Orlando Philharmonic and Full Sail University present Keith Lay’s Four Dimensions, April 21
The Orlando Philharmonic, in partnership with Full Sail University will hold a concert gala fundraiser program entitled Symphony in HD at Full Sail Live, a state of the art venue in Winter Park, Florida. This performance represents an innovative intersection between classical music and technology.
SATURDAY, APRIL 21, 2012 AT 6:00 PM
Full Sail Live at Full Sail University • 141 University Park Drive, Winter Park
Dirk Meyer Conducts • Brian Smithers, Electronic Wind Instrument (EWI) • Janette Zilioli, soprano • Michelle Mailhot, vocalist
Short works, extracted movements and other gems will fill the evening, including works by Stravinsky, Beethoven, Mozart, Duke Ellington, and Orlando’s own Stella Sung and Keith Lay.

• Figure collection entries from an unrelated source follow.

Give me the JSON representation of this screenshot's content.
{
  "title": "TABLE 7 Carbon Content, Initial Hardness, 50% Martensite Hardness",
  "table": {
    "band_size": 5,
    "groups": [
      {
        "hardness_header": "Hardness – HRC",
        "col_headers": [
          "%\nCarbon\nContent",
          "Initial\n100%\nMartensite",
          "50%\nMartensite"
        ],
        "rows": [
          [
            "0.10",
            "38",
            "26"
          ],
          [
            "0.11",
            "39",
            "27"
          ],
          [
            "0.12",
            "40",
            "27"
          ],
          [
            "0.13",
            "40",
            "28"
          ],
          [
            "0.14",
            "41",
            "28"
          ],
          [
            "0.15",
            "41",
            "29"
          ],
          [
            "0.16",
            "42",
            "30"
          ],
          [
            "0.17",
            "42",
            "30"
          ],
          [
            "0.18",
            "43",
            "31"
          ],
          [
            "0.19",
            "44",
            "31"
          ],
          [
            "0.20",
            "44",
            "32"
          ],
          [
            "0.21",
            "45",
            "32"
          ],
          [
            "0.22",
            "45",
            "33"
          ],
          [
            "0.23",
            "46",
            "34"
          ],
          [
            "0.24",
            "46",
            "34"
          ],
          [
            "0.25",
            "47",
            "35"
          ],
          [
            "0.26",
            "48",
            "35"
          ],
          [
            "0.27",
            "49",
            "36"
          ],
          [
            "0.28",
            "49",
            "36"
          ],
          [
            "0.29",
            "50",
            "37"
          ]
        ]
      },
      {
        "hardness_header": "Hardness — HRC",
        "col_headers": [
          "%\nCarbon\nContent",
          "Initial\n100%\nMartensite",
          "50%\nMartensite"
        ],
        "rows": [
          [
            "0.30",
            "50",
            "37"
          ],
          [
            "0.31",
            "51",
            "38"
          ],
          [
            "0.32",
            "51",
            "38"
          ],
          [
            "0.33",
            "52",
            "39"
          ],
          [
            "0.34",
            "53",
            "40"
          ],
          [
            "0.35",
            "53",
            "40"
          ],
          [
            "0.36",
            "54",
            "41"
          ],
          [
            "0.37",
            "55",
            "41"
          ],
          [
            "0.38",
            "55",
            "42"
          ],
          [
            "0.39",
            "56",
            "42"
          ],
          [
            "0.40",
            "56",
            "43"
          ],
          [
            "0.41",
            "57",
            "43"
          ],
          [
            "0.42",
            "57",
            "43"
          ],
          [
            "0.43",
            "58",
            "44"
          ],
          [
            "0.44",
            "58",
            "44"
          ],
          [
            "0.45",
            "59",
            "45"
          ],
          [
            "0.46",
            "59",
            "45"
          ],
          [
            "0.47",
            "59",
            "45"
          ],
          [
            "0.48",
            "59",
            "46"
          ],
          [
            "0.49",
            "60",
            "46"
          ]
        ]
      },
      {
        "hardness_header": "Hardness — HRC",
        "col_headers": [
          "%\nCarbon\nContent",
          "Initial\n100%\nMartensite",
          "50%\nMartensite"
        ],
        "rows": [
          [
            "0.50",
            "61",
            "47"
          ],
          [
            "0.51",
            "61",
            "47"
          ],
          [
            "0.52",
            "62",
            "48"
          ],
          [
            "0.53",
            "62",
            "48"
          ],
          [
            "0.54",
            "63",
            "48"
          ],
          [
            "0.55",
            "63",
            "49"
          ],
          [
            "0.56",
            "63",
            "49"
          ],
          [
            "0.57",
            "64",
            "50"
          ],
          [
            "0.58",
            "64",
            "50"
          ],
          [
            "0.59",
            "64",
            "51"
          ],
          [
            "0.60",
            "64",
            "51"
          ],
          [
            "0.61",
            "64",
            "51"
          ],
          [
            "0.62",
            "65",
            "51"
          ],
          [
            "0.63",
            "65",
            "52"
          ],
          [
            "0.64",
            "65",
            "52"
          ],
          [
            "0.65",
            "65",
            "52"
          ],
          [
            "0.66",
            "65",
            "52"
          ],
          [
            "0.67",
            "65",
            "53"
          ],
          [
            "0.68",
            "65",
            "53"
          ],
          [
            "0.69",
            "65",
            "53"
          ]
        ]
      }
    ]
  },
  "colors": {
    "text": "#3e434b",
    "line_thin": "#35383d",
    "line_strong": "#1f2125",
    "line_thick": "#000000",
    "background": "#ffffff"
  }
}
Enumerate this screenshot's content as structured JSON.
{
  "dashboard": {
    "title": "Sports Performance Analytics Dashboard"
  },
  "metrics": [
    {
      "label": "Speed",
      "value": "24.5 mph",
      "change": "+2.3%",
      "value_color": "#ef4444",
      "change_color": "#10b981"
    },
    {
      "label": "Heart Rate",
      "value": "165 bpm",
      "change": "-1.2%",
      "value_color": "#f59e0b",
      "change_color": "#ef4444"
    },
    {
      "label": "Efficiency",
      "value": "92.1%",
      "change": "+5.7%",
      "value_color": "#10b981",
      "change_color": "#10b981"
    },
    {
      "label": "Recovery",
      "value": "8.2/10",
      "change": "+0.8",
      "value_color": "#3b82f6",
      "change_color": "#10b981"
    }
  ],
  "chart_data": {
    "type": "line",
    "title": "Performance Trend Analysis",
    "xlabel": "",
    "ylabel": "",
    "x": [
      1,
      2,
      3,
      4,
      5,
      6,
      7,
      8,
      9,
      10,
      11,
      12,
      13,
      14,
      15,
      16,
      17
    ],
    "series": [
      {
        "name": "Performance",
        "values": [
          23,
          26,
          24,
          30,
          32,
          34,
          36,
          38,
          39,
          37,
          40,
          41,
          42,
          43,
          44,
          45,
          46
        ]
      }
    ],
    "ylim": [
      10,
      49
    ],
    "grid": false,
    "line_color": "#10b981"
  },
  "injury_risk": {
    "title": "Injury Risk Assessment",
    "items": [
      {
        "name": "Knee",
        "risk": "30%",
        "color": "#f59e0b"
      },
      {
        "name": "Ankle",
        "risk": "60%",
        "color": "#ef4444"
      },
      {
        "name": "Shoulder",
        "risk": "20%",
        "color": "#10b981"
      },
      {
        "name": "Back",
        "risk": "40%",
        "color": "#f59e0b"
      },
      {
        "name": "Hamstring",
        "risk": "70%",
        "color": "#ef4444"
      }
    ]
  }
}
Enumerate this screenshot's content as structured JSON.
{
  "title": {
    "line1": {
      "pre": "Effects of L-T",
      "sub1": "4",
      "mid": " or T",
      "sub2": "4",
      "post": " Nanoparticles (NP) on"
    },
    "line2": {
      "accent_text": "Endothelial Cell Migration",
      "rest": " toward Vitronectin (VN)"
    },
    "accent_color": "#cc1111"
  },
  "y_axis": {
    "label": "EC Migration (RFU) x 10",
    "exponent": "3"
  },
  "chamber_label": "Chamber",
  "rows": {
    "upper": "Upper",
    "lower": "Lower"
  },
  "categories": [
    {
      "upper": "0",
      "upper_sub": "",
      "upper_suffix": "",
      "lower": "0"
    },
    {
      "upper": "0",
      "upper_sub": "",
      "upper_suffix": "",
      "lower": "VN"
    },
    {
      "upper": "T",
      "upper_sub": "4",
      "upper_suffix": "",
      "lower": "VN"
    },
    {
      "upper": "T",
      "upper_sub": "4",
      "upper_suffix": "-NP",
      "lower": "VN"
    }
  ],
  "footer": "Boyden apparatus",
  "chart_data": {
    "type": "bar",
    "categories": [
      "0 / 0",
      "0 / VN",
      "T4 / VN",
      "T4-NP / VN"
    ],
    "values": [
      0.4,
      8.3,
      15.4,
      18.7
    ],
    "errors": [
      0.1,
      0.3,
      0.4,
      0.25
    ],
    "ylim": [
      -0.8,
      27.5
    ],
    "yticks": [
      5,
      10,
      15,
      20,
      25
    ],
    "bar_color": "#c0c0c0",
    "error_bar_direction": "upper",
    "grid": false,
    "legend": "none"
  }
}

Keith composed a new work, Four Dimensions, exclusively for this event (see below).
Program Notes by Keith Lay
Four Dimensions is an imaginary exploration of existence through music and image, co-created by Visual Artist, Nathan Selikoff and me. The work begins with the Zero Dimension and evolves into the First, Second, Third (our universe of height, width and depth) and finally grows into the Fourth spatial dimension that we can only try to imagine. It is a single movement work lasting under seven minutes.
“Four Dimensions” music is composed for orchestra, an electronic wind instrument called an EWI and electronic sounds. The EWI is treated in this work as a regular woodwind in the orchestra and has several important solos. The electronic music was composed to be a new section of the orchestra – playing a similar role as the winds, brass, strings and percussion do – by presenting new material, serving as an accompaniment, and adding timbral color. It employs both musical pitches and unpitched sounds that mix with the orchestra from many different directions: sometimes from behind you – or from the sides of the hall. Maestro Dirk Meyer will be performing the electronics part from the podium with a Nintendo Wii-mote in his left hand while he conducts. This performance technology was created by my Full Sail colleague, Marc Pinsky for tonight’s concert.
The EWI, performed here by another Full Sail colleague and saxophonist, Brian Smithers, plays exactly like a woodwind instrument. But instead of a reed resonating an air column like a clarinet, the EWI electronically senses fingering, breath and mouthpiece pressure which control the tone, loudness and color of what comes out of its loudspeaker.
The work opens with the “Zero Dimension”. To be or not to be. In fact, the zero dimension really isn’t technically a dimension at all because it is dimensionless. In mathematics, we treat this as as a point that has no size, in physics it is a singularity, in logic it is true or false, on or off. An opening fortissimo chord from the brass represents this declaration of existence. The chord is restated in the electronics, then the woodwinds and then the strings over which the EWI appears with the main theme:
The opening elements: the eight note theme, the opening chords, the polytonal harmonic palette, the idea of moving back and forth between instrument sections of the orchestra and electronic sounds provide much of the developmental content throughout the entire work.
Singularities connect to form lines for the “First Dimension”, represented by a loud, bit-crunchy, electronic sounds emphasizing the tritone in the harmonic palette. Only direction exists in this imaginary universe.
In the Second Dimension, the lines from the First Dimension pair up and briefly connect to form planes. This is a primarily orchestral section featuring rapid EWI passages. Intensity builds with an insistent triplet figure, reaching a climax which breaks into the “Third Dimension”.
The “Third Dimension” provides rhythmic relief with a soaring EWI solo over sustained, beautiful orchestral harmonies. We finally arrive at a quiet, stable point with the piano – repeating a closely voiced extended chord in D minor.
A loud interruption destroys this solace as a hole is torn in our dimensional fabric and we fall into the final “Fourth Dimension”. The 3rd dimension is visible within the 4th just as we in the 3rd dimension can see the 2nd. Here, the opening musical material from each dimension recapitulates and climbs to the final statement. At the close, the EWI and strings take the main theme, the woodwinds repeat the triplet figure from the Second Dimension, and large brass chords build to the final climax, ending with a loud, shaped noise.